While it may have gotten to the stage where veteran help (aka a trade) is what’s needed to mix it up, Hrivik has shown that he can control the puck, work the boards and use his body to good effect. He’s also a player with legitimate offensive upside. At 6’1 and 200 lbs Hrivik may not seem physically imposing on paper but in limited exposure he has shown he uses his entire skill set effectively. We can’t say that about the Pouliot’s and Pyatt’s of the NHL roster.
The situation right now requires Alain Vigneault to bang some heads together, to reinvigorate the players at his disposal, but maybe also to have the guts to ice the players who have the right skill set that he craves. Can performances get any worse? Probably not. If the goaltending (as ugly as it’s ever been over the last decade) improves and the defense starts playing in front of Lundqvist, there is still an opportunity for the minimalists that are the Rangers offense. In simple terms, the Rangers have gotten away from what made them successful.

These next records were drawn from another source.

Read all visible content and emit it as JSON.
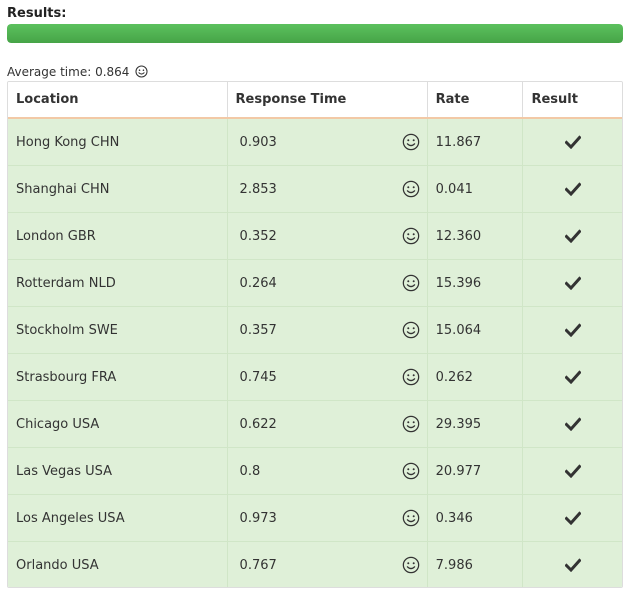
{
  "header": {
    "results_label": "Results:",
    "progress_percent": 100,
    "progress_color": "#4cae4c"
  },
  "summary": {
    "avg_label": "Average time:",
    "avg_value": "0.864",
    "avg_icon": "smiley-icon"
  },
  "table": {
    "columns": [
      "Location",
      "Response Time",
      "Rate",
      "Result"
    ],
    "row_color": "#dff0d8",
    "rows": [
      {
        "location": "Hong Kong CHN",
        "response_time": "0.903",
        "rate": "11.867",
        "result_icon": "check-icon"
      },
      {
        "location": "Shanghai CHN",
        "response_time": "2.853",
        "rate": "0.041",
        "result_icon": "check-icon"
      },
      {
        "location": "London GBR",
        "response_time": "0.352",
        "rate": "12.360",
        "result_icon": "check-icon"
      },
      {
        "location": "Rotterdam NLD",
        "response_time": "0.264",
        "rate": "15.396",
        "result_icon": "check-icon"
      },
      {
        "location": "Stockholm SWE",
        "response_time": "0.357",
        "rate": "15.064",
        "result_icon": "check-icon"
      },
      {
        "location": "Strasbourg FRA",
        "response_time": "0.745",
        "rate": "0.262",
        "result_icon": "check-icon"
      },
      {
        "location": "Chicago USA",
        "response_time": "0.622",
        "rate": "29.395",
        "result_icon": "check-icon"
      },
      {
        "location": "Las Vegas USA",
        "response_time": "0.8",
        "rate": "20.977",
        "result_icon": "check-icon"
      },
      {
        "location": "Los Angeles USA",
        "response_time": "0.973",
        "rate": "0.346",
        "result_icon": "check-icon"
      },
      {
        "location": "Orlando USA",
        "response_time": "0.767",
        "rate": "7.986",
        "result_icon": "check-icon"
      }
    ]
  }
}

Friday night saw Hrivik score for the WolfPack in their 3-2 loss to the Phantoms and while his 10 points in 23 games does not generate a huge amount of enthusiasm, how many players in the Rangers bottom six have the combination of skill and size that Vigneault requires? The answer is not enough. Too many Rangers players are playing tentatively with the puck and unengaged without. Hrivik could provide something in both areas.

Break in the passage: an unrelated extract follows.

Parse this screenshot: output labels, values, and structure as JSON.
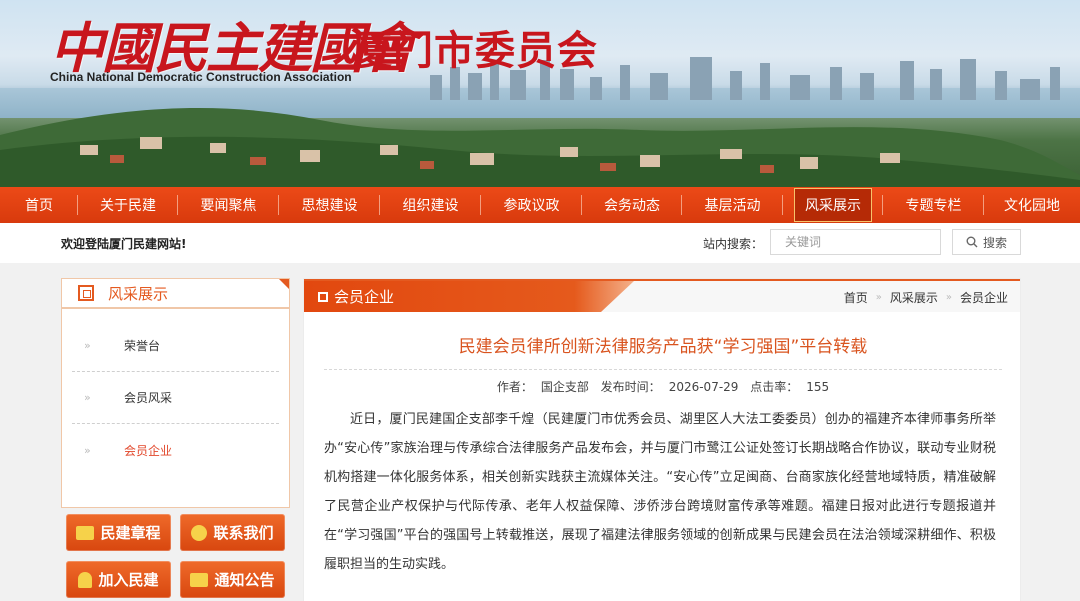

Hrivik is a long shot right now on a team desperate for help and he’s likely not on the team’s radar just yet but the point of discussing Hrivik is not so much about his own candidacy for the Rangers but more pointedly it is about bringing to the forefront the fact the Rangers do have the players in the system that could play Vigneault’s style. While the coach openly bemoans a lack of appropriate player types the system seems to offer them.
Danny Kristo and Oscar Lindberg offer skill and hockey IQ and, while still raw at the North American pro-level, Jesper Fast (still returning from injury) offers skating ability and a scoring touch. The aforementioned Hrivik offers a well balanced skill set while beyond the pro ranks players such as ‘Boo’ Nieves and Brady Skjei offer skill and skating ability. The talent in the system is there.
Rangers’ fans shouldn’t panic. This season was always going to be a period of acclimatisation to a new coach and his own ways and yet there are still opportunities for success this season. The focus shouldn’t be on a lack of ability within the organisation. The Focus should be on what help Vigneault has at his disposal in the short term but, more importantly, the focus should lie on the coach himself. Light a fire, Alain. Light a fire.